今日の公演はもともとサロネン指揮の公演だった。それがメストへの変更だ。メストはクリーブランド管弦楽団の公演に合わせての来日だったので、実質唯一の公演となった。曲目もブルックナーの交響曲第6番から第9番への変更。大幅とはいえないが微妙な変更だ。ただ、今シーズンからウィーン国立歌劇場の音楽監督に就任したメストということもあり、ウィーン・フィルとの相性は悪くないはず。払い戻しする人も多い中、私は期待を持って聴きに行った。ウワサどおりS席A席あたりに空席が目立つ。値段設定が高すぎるので今回は仕方ないだろう。

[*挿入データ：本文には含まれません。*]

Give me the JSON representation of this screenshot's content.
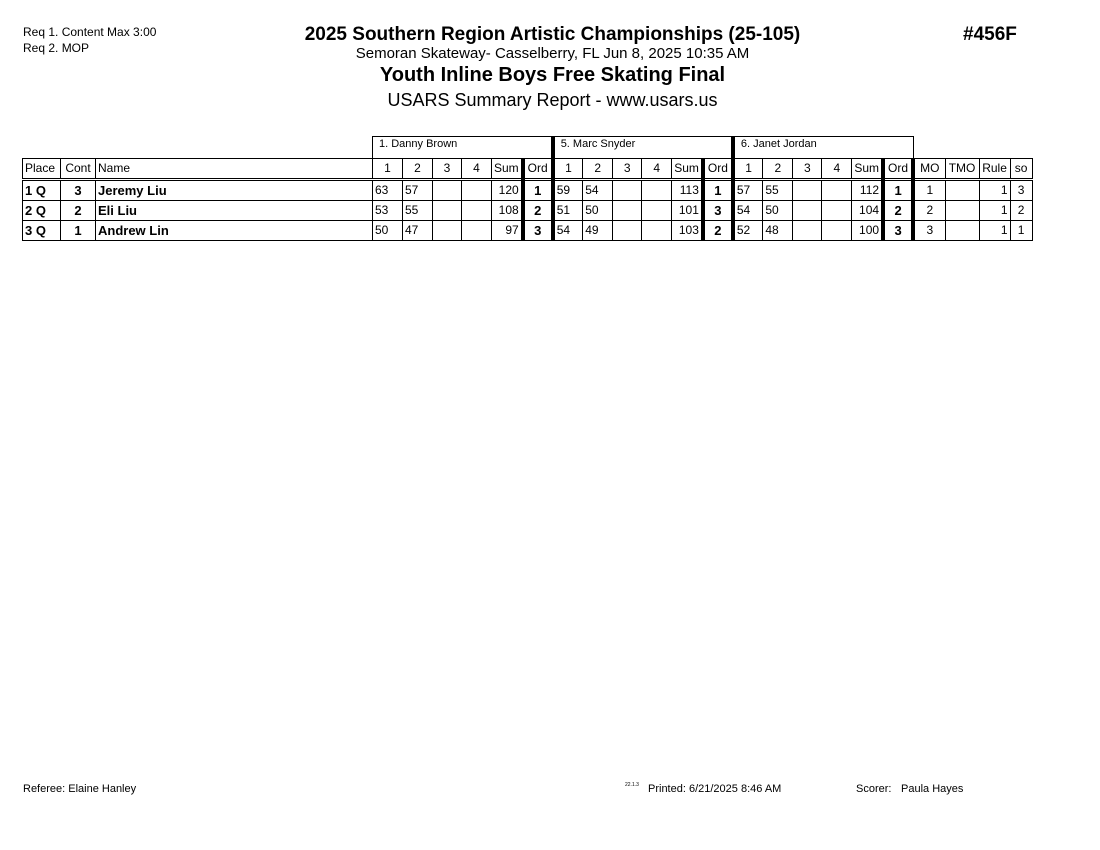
{
  "header": {
    "requirements": [
      "Req 1.  Content Max 3:00",
      "Req 2.  MOP"
    ],
    "title": "2025 Southern Region Artistic Championships (25-105)",
    "subtitle": "Semoran Skateway- Casselberry, FL  Jun 8, 2025  10:35 AM",
    "event": "Youth Inline Boys Free Skating Final",
    "report": "USARS Summary Report - www.usars.us",
    "event_code": "#456F"
  },
  "table": {
    "judges": [
      "1.  Danny Brown",
      "5.  Marc Snyder",
      "6.  Janet  Jordan"
    ],
    "columns": {
      "place": "Place",
      "cont": "Cont",
      "name": "Name",
      "j": [
        "1",
        "2",
        "3",
        "4",
        "Sum",
        "Ord"
      ],
      "mo": "MO",
      "tmo": "TMO",
      "rule": "Rule",
      "so": "so"
    },
    "rows": [
      {
        "place": "1 Q",
        "cont": "3",
        "name": "Jeremy Liu",
        "scores": [
          [
            "63",
            "57",
            "",
            "",
            "120",
            "1"
          ],
          [
            "59",
            "54",
            "",
            "",
            "113",
            "1"
          ],
          [
            "57",
            "55",
            "",
            "",
            "112",
            "1"
          ]
        ],
        "mo": "1",
        "tmo": "",
        "rule": "1",
        "so": "3"
      },
      {
        "place": "2 Q",
        "cont": "2",
        "name": "Eli Liu",
        "scores": [
          [
            "53",
            "55",
            "",
            "",
            "108",
            "2"
          ],
          [
            "51",
            "50",
            "",
            "",
            "101",
            "3"
          ],
          [
            "54",
            "50",
            "",
            "",
            "104",
            "2"
          ]
        ],
        "mo": "2",
        "tmo": "",
        "rule": "1",
        "so": "2"
      },
      {
        "place": "3 Q",
        "cont": "1",
        "name": "Andrew Lin",
        "scores": [
          [
            "50",
            "47",
            "",
            "",
            "97",
            "3"
          ],
          [
            "54",
            "49",
            "",
            "",
            "103",
            "2"
          ],
          [
            "52",
            "48",
            "",
            "",
            "100",
            "3"
          ]
        ],
        "mo": "3",
        "tmo": "",
        "rule": "1",
        "so": "1"
      }
    ]
  },
  "footer": {
    "referee": "Referee:  Elaine Hanley",
    "version": "22.1.3",
    "printed": "Printed:  6/21/2025  8:46 AM",
    "scorer_label": "Scorer:",
    "scorer": "Paula Hayes"
  }
}
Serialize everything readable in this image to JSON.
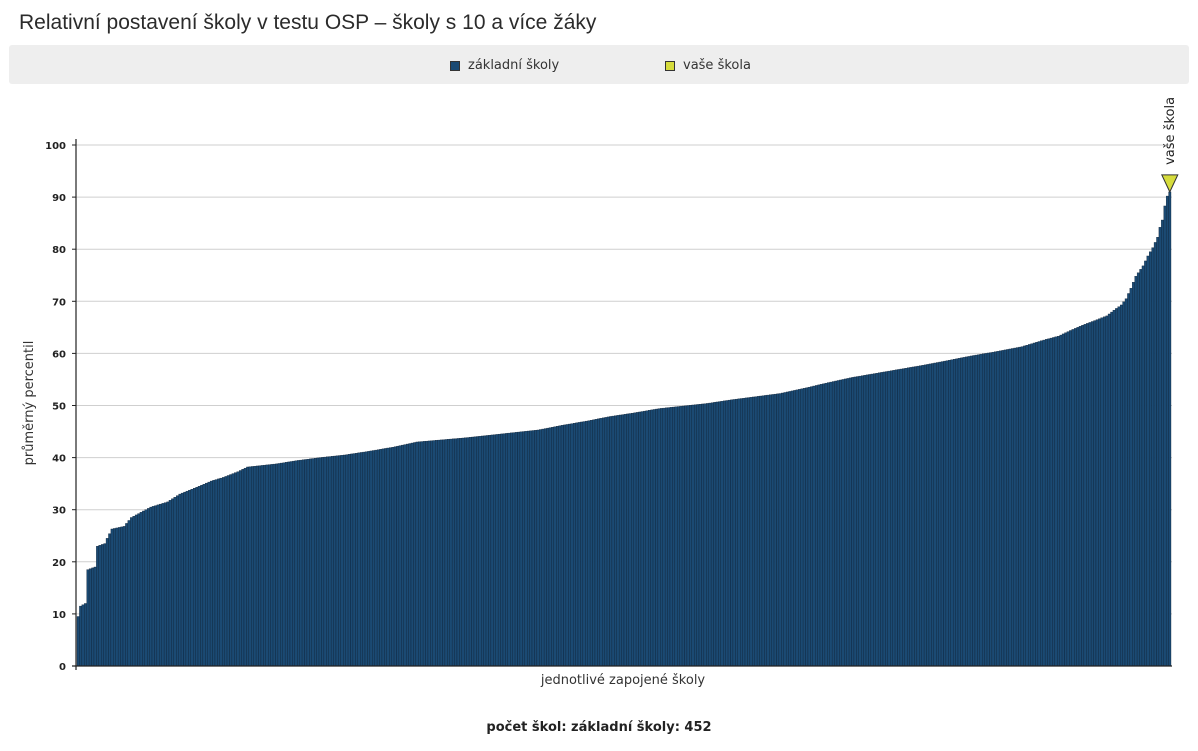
{
  "title": "Relativní postavení školy v testu OSP – školy s 10 a více žáky",
  "legend": {
    "items": [
      {
        "label": "základní školy",
        "color": "#1b4a73"
      },
      {
        "label": "vaše škola",
        "color": "#d6dc3c"
      }
    ]
  },
  "footer": "počet škol: základní školy: 452",
  "chart_data": {
    "type": "bar",
    "xlabel": "jednotlivé zapojené školy",
    "ylabel": "průměrný percentil",
    "ylim": [
      0,
      100
    ],
    "yticks": [
      0,
      10,
      20,
      30,
      40,
      50,
      60,
      70,
      80,
      90,
      100
    ],
    "grid": true,
    "legend_position": "top",
    "bar_count": 452,
    "bar_color": "#1b4a73",
    "bar_edge_color": "#0b1e33",
    "highlight": {
      "label": "vaše škola",
      "value": 91,
      "color": "#d6dc3c"
    },
    "profile": [
      [
        0,
        9.5
      ],
      [
        1,
        11.5
      ],
      [
        3,
        12
      ],
      [
        4,
        18.5
      ],
      [
        7,
        19
      ],
      [
        8,
        23
      ],
      [
        11,
        23.5
      ],
      [
        12,
        24.5
      ],
      [
        14,
        26.3
      ],
      [
        19,
        26.8
      ],
      [
        22,
        28.5
      ],
      [
        26,
        29.5
      ],
      [
        30,
        30.5
      ],
      [
        37,
        31.5
      ],
      [
        42,
        33
      ],
      [
        50,
        34.5
      ],
      [
        55,
        35.5
      ],
      [
        60,
        36.2
      ],
      [
        66,
        37.3
      ],
      [
        70,
        38.2
      ],
      [
        82,
        38.8
      ],
      [
        90,
        39.4
      ],
      [
        100,
        40
      ],
      [
        110,
        40.5
      ],
      [
        120,
        41.2
      ],
      [
        130,
        42
      ],
      [
        140,
        43
      ],
      [
        150,
        43.4
      ],
      [
        160,
        43.8
      ],
      [
        170,
        44.3
      ],
      [
        180,
        44.8
      ],
      [
        190,
        45.3
      ],
      [
        200,
        46.2
      ],
      [
        210,
        47
      ],
      [
        220,
        47.9
      ],
      [
        230,
        48.6
      ],
      [
        240,
        49.4
      ],
      [
        250,
        49.9
      ],
      [
        260,
        50.4
      ],
      [
        270,
        51.1
      ],
      [
        280,
        51.7
      ],
      [
        290,
        52.3
      ],
      [
        300,
        53.3
      ],
      [
        310,
        54.4
      ],
      [
        320,
        55.4
      ],
      [
        330,
        56.2
      ],
      [
        340,
        57
      ],
      [
        350,
        57.8
      ],
      [
        360,
        58.7
      ],
      [
        370,
        59.6
      ],
      [
        380,
        60.4
      ],
      [
        390,
        61.3
      ],
      [
        400,
        62.7
      ],
      [
        405,
        63.3
      ],
      [
        410,
        64.4
      ],
      [
        415,
        65.4
      ],
      [
        420,
        66.3
      ],
      [
        425,
        67.2
      ],
      [
        428,
        68.3
      ],
      [
        431,
        69.3
      ],
      [
        433,
        70.5
      ],
      [
        435,
        72.5
      ],
      [
        437,
        74.8
      ],
      [
        440,
        76.8
      ],
      [
        442,
        78.7
      ],
      [
        444,
        80.3
      ],
      [
        446,
        82.3
      ],
      [
        447,
        84.2
      ],
      [
        448,
        85.6
      ],
      [
        449,
        88.3
      ],
      [
        450,
        90.2
      ],
      [
        451,
        91
      ]
    ]
  }
}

さて、演奏の方は個人的にはとても満足のいくものだった。なにしろウィーン・フィルの個性的な音色を存分に味わうことができたからだ。最初のワーグナーは何か今年の因縁のようなものを感じるプログラム。ウィーン国立歌劇場で聴いたのもワーグナーだったし、「トリスタンとイゾルデ」は先月観たばっかりだ。感傷に浸りながらウィーン流の響きを楽しめたと思う。最上の演奏だとは言えないかもしれないけど。
響きを味わう上ではブルックナーに勝る曲はないだろう。ウィンナーホルンをはじめとして、まぶしくも高貴な音の連続に酔いしれました。メストはテンポが速く、急ぎ気味だったし、縦の線が乱れるような箇所も多かった。ブルックナーにはあまりないような急なテンポ変化もあった。それを含めても、ウィーン・フィル独特のブルックナーの響きは失ってなかった。第1楽章の最初のトゥッティにはシビレタし、第2楽章の弦楽器の勇ましさも他を寄せ付けない力強さだった。残念だったのは第3楽章最後のホルンが不安定なまま終わったことか。あそこはバッチリ決めて欲しかった。。。

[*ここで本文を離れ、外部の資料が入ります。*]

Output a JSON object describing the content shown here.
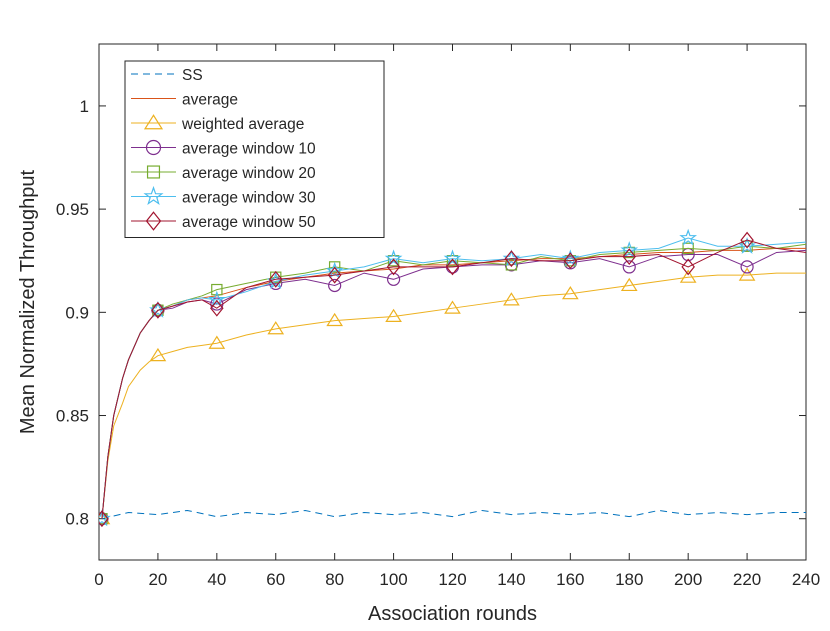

終演後に演奏に対して苦言を呈していた観客もチラホラいたが、私はそこまでダメ出しするほどの出来の悪さだったとは思わない。100点ではないにしても、ウィーン・フィルの魅力を引き出していたのは確かだし、代役とはいえ、ごまかしの効かない曲で挑んだメストも立派だったと思う。せっかく高いお金出してきているんだから、音楽は楽しみましょう。
ウィーン・フィルを実際に耳にするのは今回で7回目。なぜか毎回違うホールで聴いているので響きの違いも異なる(京都コンサートホール、びわ湖ホール、兵庫県立芸術文化センター、ミューザ川崎シンフォニーホール、ウィーン楽友協会大ホール、ウィーン国立歌劇場、サントリーホール)。ウィーンで聴いたものを除くと、サントリーホールの響きは素晴らしく上質だった。さすがに日本を代表する名ホールといえる。一番安い席だったのにねぇ。堪能できました。